| 「布施」のその他の用法については「布施 (曖昧さ回避)」をご覧ください。 |
布施(ふせ)は、梵語では「檀那(旦那)(ダーナ、दान、dāna)」と呼び他人に財物などを施したり、相手の利益になるよう教えを説くことなど、贈与、与えることを指す[1]。英語の Donation (ドネーション、寄贈者)やDonor(ドナー)とダーナは、同じインド・ヨーロッパ語族の語源をもつ[1]。
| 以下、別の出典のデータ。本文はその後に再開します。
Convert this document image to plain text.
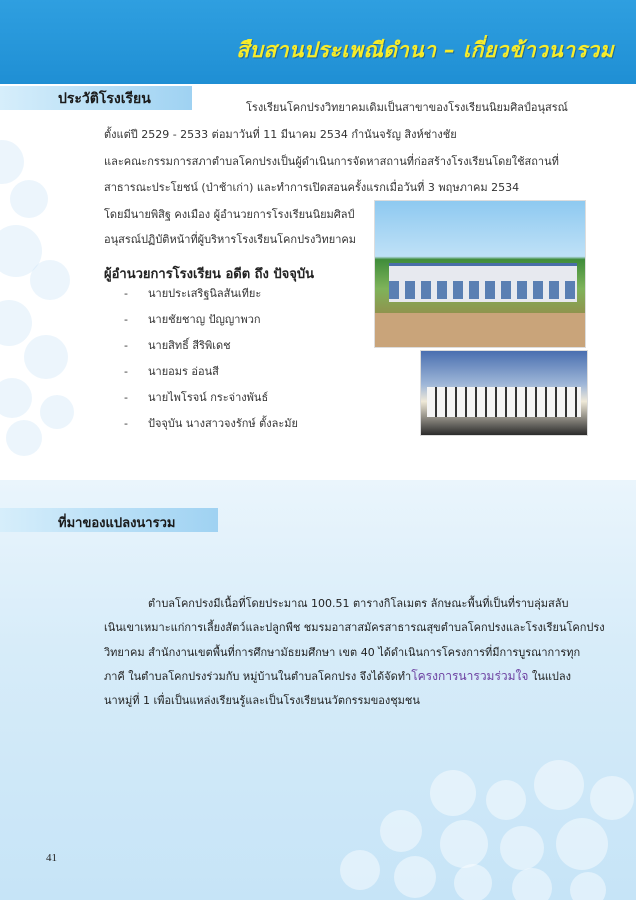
สืบสานประเพณีดำนา – เกี่ยวข้าวนารวม
ประวัติโรงเรียน
โรงเรียนโคกปรงวิทยาคมเดิมเป็นสาขาของโรงเรียนนิยมศิลป์อนุสรณ์
ตั้งแต่ปี 2529 - 2533 ต่อมาวันที่ 11 มีนาคม 2534 กำนันจรัญ สิงห์ช่างชัย
และคณะกรรมการสภาตำบลโคกปรงเป็นผู้ดำเนินการจัดหาสถานที่ก่อสร้างโรงเรียนโดยใช้สถานที่
สาธารณะประโยชน์ (ป่าช้าเก่า) และทำการเปิดสอนครั้งแรกเมื่อวันที่ 3 พฤษภาคม 2534
โดยมีนายพิสิฐ คงเมือง ผู้อำนวยการโรงเรียนนิยมศิลป์
อนุสรณ์ปฏิบัติหน้าที่ผู้บริหารโรงเรียนโคกปรงวิทยาคม
ผู้อำนวยการโรงเรียน อดีต ถึง ปัจจุบัน
- นายประเสริฐนิลสันเทียะ
- นายชัยชาญ ปัญญาพวก
- นายสิทธิ์ สีริพิเดช
- นายอมร อ่อนสี
- นายไพโรจน์ กระจ่างพันธ์
- ปัจจุบัน นางสาวจงรักษ์ ตั้งละมัย
ที่มาของแปลงนารวม
ตำบลโคกปรงมีเนื้อที่โดยประมาณ 100.51 ตารางกิโลเมตร ลักษณะพื้นที่เป็นที่ราบลุ่มสลับ
เนินเขาเหมาะแก่การเลี้ยงสัตว์และปลูกพืช ชมรมอาสาสมัครสาธารณสุขตำบลโคกปรงและโรงเรียนโคกปรง
วิทยาคม สำนักงานเขตพื้นที่การศึกษามัธยมศึกษา เขต 40 ได้ดำเนินการโครงการที่มีการบูรณาการทุก
ภาคี ในตำบลโคกปรงร่วมกับ หมู่บ้านในตำบลโคกปรง จึงได้จัดทำโครงการนารวมร่วมใจ ในแปลง
นาหมู่ที่ 1 เพื่อเป็นแหล่งเรียนรู้และเป็นโรงเรียนนวัตกรรมของชุมชน
41
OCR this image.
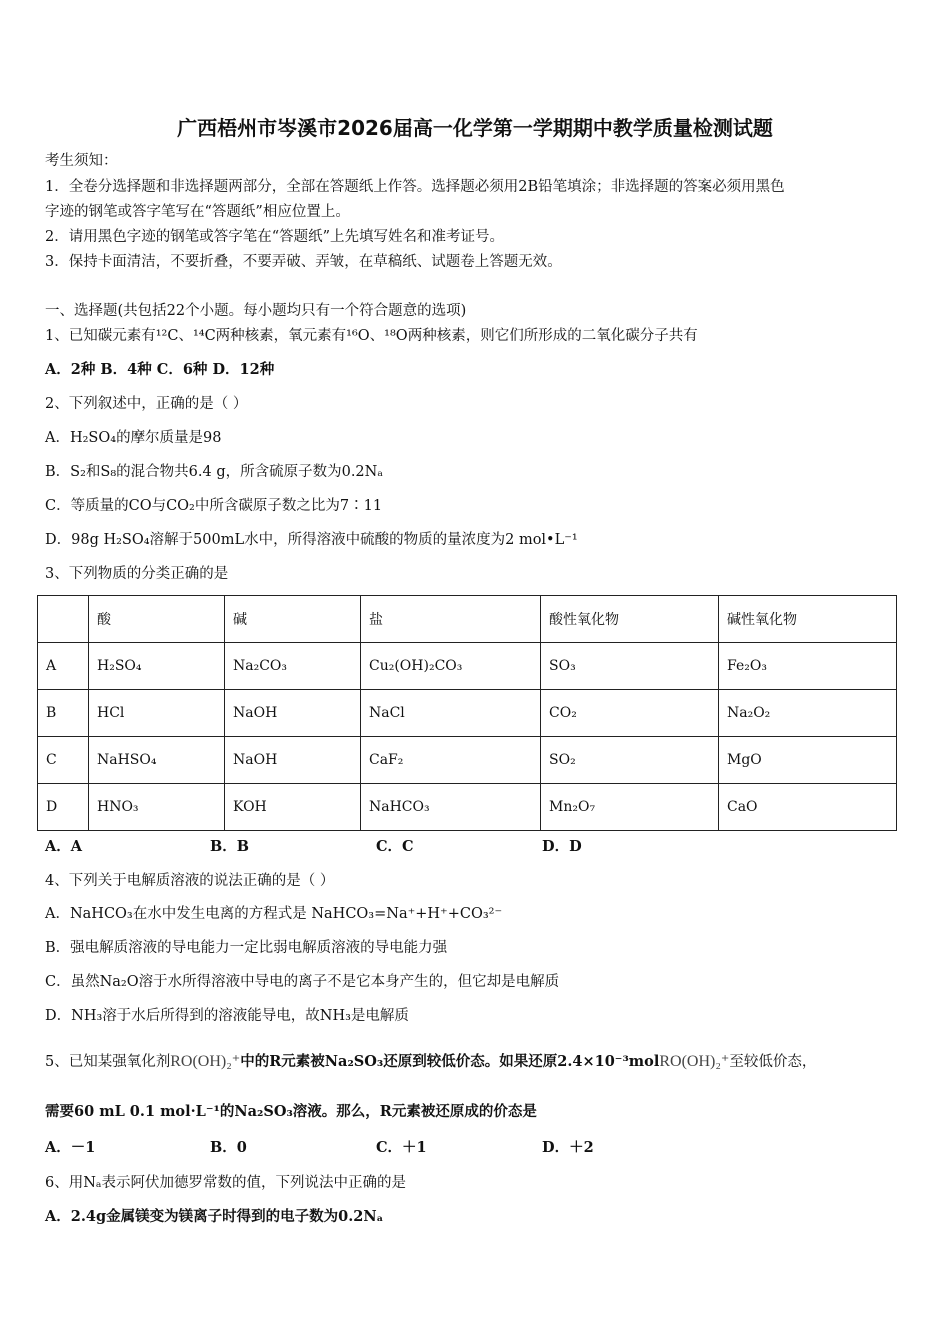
广西梧州市岑溪市2026届高一化学第一学期期中教学质量检测试题
考生须知：
1．全卷分选择题和非选择题两部分，全部在答题纸上作答。选择题必须用2B铅笔填涂；非选择题的答案必须用黑色
字迹的钢笔或答字笔写在“答题纸”相应位置上。
2．请用黑色字迹的钢笔或答字笔在“答题纸”上先填写姓名和准考证号。
3．保持卡面清洁，不要折叠，不要弄破、弄皱，在草稿纸、试题卷上答题无效。
一、选择题(共包括22个小题。每小题均只有一个符合题意的选项)
1、已知碳元素有¹²C、¹⁴C两种核素，氧元素有¹⁶O、¹⁸O两种核素，则它们所形成的二氧化碳分子共有
A．2种 B．4种 C．6种 D．12种
2、下列叙述中，正确的是（ ）
A．H₂SO₄的摩尔质量是98
B．S₂和S₈的混合物共6.4 g，所含硫原子数为0.2Nₐ
C．等质量的CO与CO₂中所含碳原子数之比为7∶11
D．98g H₂SO₄溶解于500mL水中，所得溶液中硫酸的物质的量浓度为2 mol•L⁻¹
3、下列物质的分类正确的是
	酸	碱	盐	酸性氧化物	碱性氧化物
A	H₂SO₄	Na₂CO₃	Cu₂(OH)₂CO₃	SO₃	Fe₂O₃
B	HCl	NaOH	NaCl	CO₂	Na₂O₂
C	NaHSO₄	NaOH	CaF₂	SO₂	MgO
D	HNO₃	KOH	NaHCO₃	Mn₂O₇	CaO
A．A	B．B	C．C	D．D
4、下列关于电解质溶液的说法正确的是（ ）
A．NaHCO₃在水中发生电离的方程式是 NaHCO₃=Na⁺+H⁺+CO₃²⁻
B．强电解质溶液的导电能力一定比弱电解质溶液的导电能力强
C．虽然Na₂O溶于水所得溶液中导电的离子不是它本身产生的，但它却是电解质
D．NH₃溶于水后所得到的溶液能导电，故NH₃是电解质
5、已知某强氧化剂RO(OH)₂⁺中的R元素被Na₂SO₃还原到较低价态。如果还原2.4×10⁻³molRO(OH)₂⁺至较低价态，
需要60 mL 0.1 mol·L⁻¹的Na₂SO₃溶液。那么，R元素被还原成的价态是
A．－1	B．0	C．＋1	D．＋2
6、用Nₐ表示阿伏加德罗常数的值，下列说法中正确的是
A．2.4g金属镁变为镁离子时得到的电子数为0.2Nₐ
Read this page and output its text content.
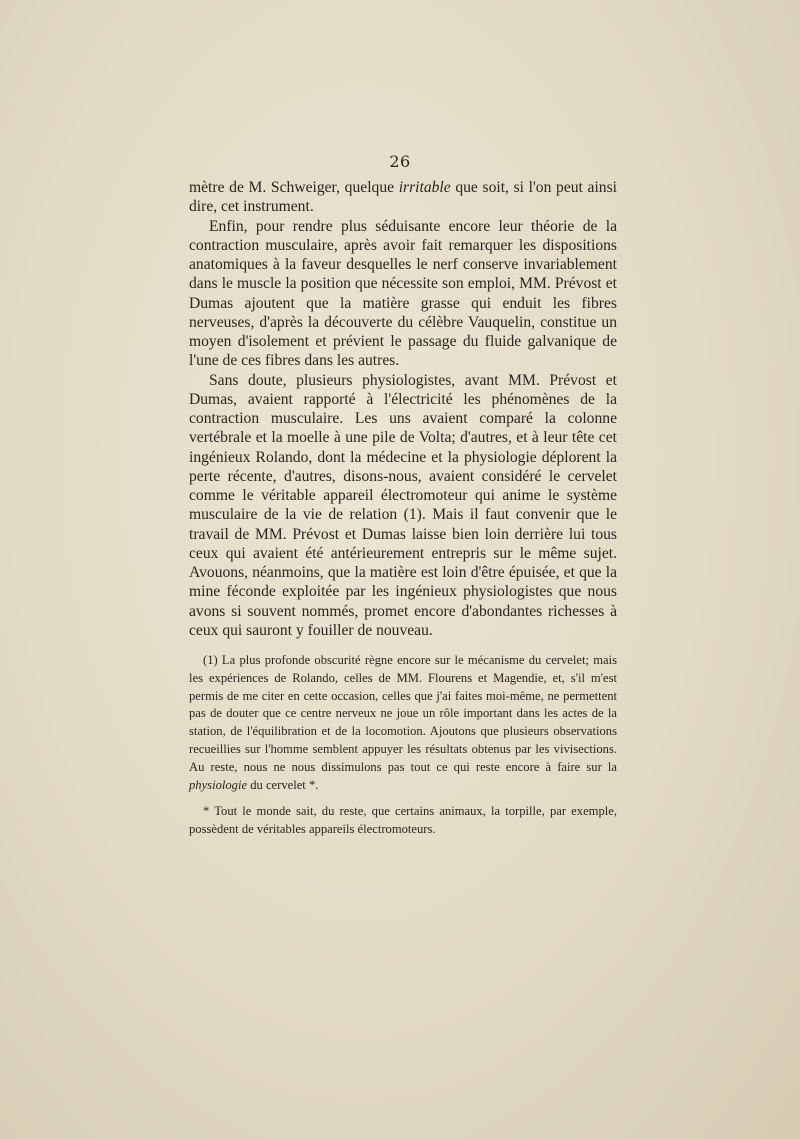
26

mètre de M. Schweiger, quelque irritable que soit, si l'on peut ainsi dire, cet instrument.

Enfin, pour rendre plus séduisante encore leur théorie de la contraction musculaire, après avoir fait remarquer les dispositions anatomiques à la faveur desquelles le nerf conserve invariablement dans le muscle la position que nécessite son emploi, MM. Prévost et Dumas ajoutent que la matière grasse qui enduit les fibres nerveuses, d'après la découverte du célèbre Vauquelin, constitue un moyen d'isolement et prévient le passage du fluide galvanique de l'une de ces fibres dans les autres.

Sans doute, plusieurs physiologistes, avant MM. Prévost et Dumas, avaient rapporté à l'électricité les phénomènes de la contraction musculaire. Les uns avaient comparé la colonne vertébrale et la moelle à une pile de Volta; d'autres, et à leur tête cet ingénieux Rolando, dont la médecine et la physiologie déplorent la perte récente, d'autres, disons-nous, avaient considéré le cervelet comme le véritable appareil électromoteur qui anime le système musculaire de la vie de relation (1). Mais il faut convenir que le travail de MM. Prévost et Dumas laisse bien loin derrière lui tous ceux qui avaient été antérieurement entrepris sur le même sujet. Avouons, néanmoins, que la matière est loin d'être épuisée, et que la mine féconde exploitée par les ingénieux physiologistes que nous avons si souvent nommés, promet encore d'abondantes richesses à ceux qui sauront y fouiller de nouveau.

(1) La plus profonde obscurité règne encore sur le mécanisme du cervelet; mais les expériences de Rolando, celles de MM. Flourens et Magendie, et, s'il m'est permis de me citer en cette occasion, celles que j'ai faites moi-même, ne permettent pas de douter que ce centre nerveux ne joue un rôle important dans les actes de la station, de l'équilibration et de la locomotion. Ajoutons que plusieurs observations recueillies sur l'homme semblent appuyer les résultats obtenus par les vivisections. Au reste, nous ne nous dissimulons pas tout ce qui reste encore à faire sur la physiologie du cervelet *.

* Tout le monde sait, du reste, que certains animaux, la torpille, par exemple, possèdent de véritables appareils électromoteurs.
仏教においては、全ての宗派において主要な実践項目のひとつである。六波羅蜜のひとつでもある。布施には「財施」「法施」「無畏施」の三種がある(大智度論)。布施をする人をダーナパティ(dānapati)といい、施主(せしゅ)、檀越(だんおつ、だんえつ、だんのつ)、檀徒(だんと)などと訳される。なお、菩提寺にお布施をする家を檀家(だんか)という言葉も、檀那、檀越から来たものである。また、古くは皇族などが自らの領地(荘園)などを寺院に寄せる(寄付する)ことを施入(せにゅう)(する)ということがある。
布施の種類
大智度論など、伝統的には、次のような種類が挙げられている。
- 財施とは、金銭や衣服食料などの財を施すこと。
- 法施とは、仏の教えを説くこと。
- 無畏施とは、災難などに遭っている者を慰めてその恐怖心を除くこと。
その他に、雑宝蔵経に説かれる財物を損なわない七つの布施として、次の行いが説かれる。布施波羅蜜では「無財の七施」という[2]。
- 眼施:好ましい眼差しで見る。
- 和顔施(和顔悦色施):笑顔を見せること。
- 言辞施:粗暴でない、柔らかい言葉遣いをすること。
- 身施:立って迎えて礼拝する。身体奉仕。
- 心施:和と善の心で、深い供養を行うこと。相手に共振できる柔らかな心。
- 床座施:座る場所を譲ること
- 房舍施:家屋の中で自由に、行・来・座・臥を得させること。宿を提供すること。
脚注
[脚注の使い方]
- ^ a b 馬場紀寿『初期仏教――ブッダの思想をたどる』岩波書店〈岩波新書〉、113頁。ISBN 978-4004317357。
- ^ 玄侑宗久『お坊さんだって悩んでる』2006年、文春新書、78ページ。